Hi all,
I'm bringing this up again because since the last time (2014) new papers on network attacks have been published, and in general I think this is something that has to be done in one or another form.
### Motivation
It has been shown that revealing the topology of the network may increase the risk of network-related attacks including partitioning/eclipse (and consequentially double-spending attacks and attacks on mining) and deanonymization of transactions.
The current join/leave algorithm makes the network fairly static, which makes it possible to reconstruct the topology by observing events in the network (for example, see Dandelion threat model [1] or Exploiting Transaction Accumulation and Double Spends for Topology Inference in Bitcoin [2]).
Rotation of the peers is an obvious solution, but there are several questions to answer.
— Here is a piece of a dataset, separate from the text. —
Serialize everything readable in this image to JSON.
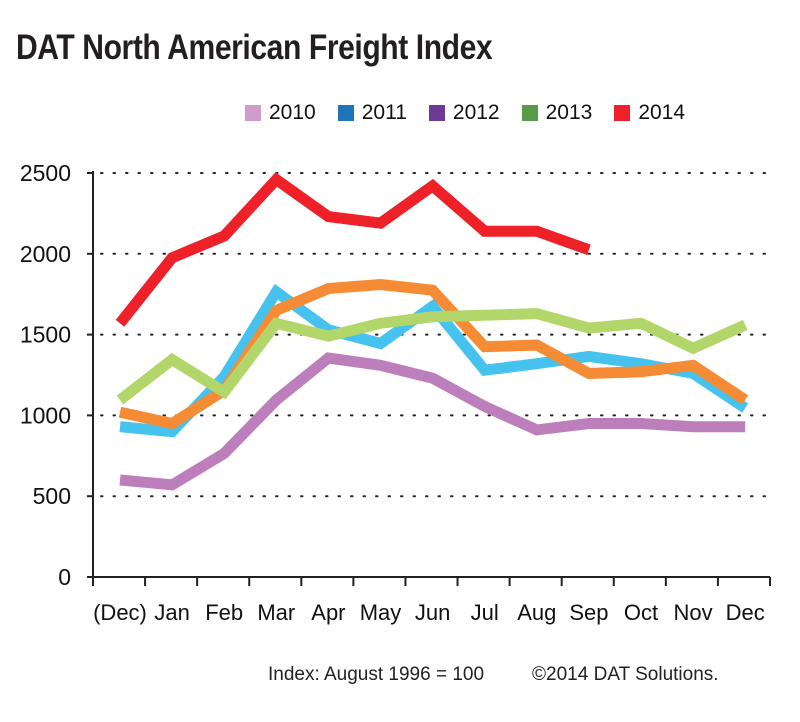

[The idea has also been discussed here: [3] and in the mailing list: [4], but ended up not well-researched.]
### Issues with rotation
In P2P network, rotation of peers may cause an additional threat, because it is safer to stick to the existing connections, due to the fact that having connections to more different peers increases the chances of connecting to an attacker. Considering the fact that an attacker can influence your future behavior including what connections you make, this may worsen the situation.
One important detail to keep in mind here is that a node may act legitimately, but just to wait when all of the connections are under the control of an attacker. So a good idea here is to avoid disconnecting the most reliable peers.
### Reliable peers
There are several metrics that might be used to consider peers to be reliable:
Which fraction of recent blocks have a particular node relayed to us?
… of recent transactions ... ?
For how long the connection has been maintained?
### Implementation details
Rotation of the outgoing connections only seems to be sufficient yet not very hard to implement and analyze. In addition, it will cause rotation of the incoming connections of nodes in the network due to the fact that each of the outgoing connections is also an incoming connection on the second side; and due to the scoring mechanism for replacing existing incoming connections when getting a new one.
Current 8 peers for outgoing connections is an arbitrary number, however, there is a reason behind keeping a number of outgoing connections low.
Anyway, considering the threat highlighted before it is a good idea to rotate only a fraction of peers.
Thus, there are 3 values to discuss (N, M, T):
N — Number of persistent peers which are considered to be trustworthy based on the metrics as per Section 3
M — Number of peers to be rotated every T seconds
The trade-off here is how to add enough entropy while not ending up being connected to dishonest peers only. It is tunable by modifying {N, M}.
Lower bound for T is a value that won’t significantly delay transaction propagation because of establishing handshakes (and it will not result in connecting to dishonest peers only), while the upper bound is a value at which it would be still infeasible to execute an attack.
Figuring out an optimal set {N, M, T} may be done analytically or by simulation.
I'd be happy to discuss the way of figuring it out.
### Protocol extensions
It may also be useful to keep track of the previous connections (which were evicted due to the rotation) and get back to those after a while under certain conditions.
For example, to decrease a chance of connecting to dishonest peers, a peer may alternate connecting to the brand new peer with connecting to the old and fairly reliable peer.
### Transactions de-anonymized
Rotation of the peers itself may increase the chance that particular Bitcoin address or set of transactions would be linked to a node.
In this case either Dandelion [1] or sending own transactions to a static set of peers (say first 8 peers) may help.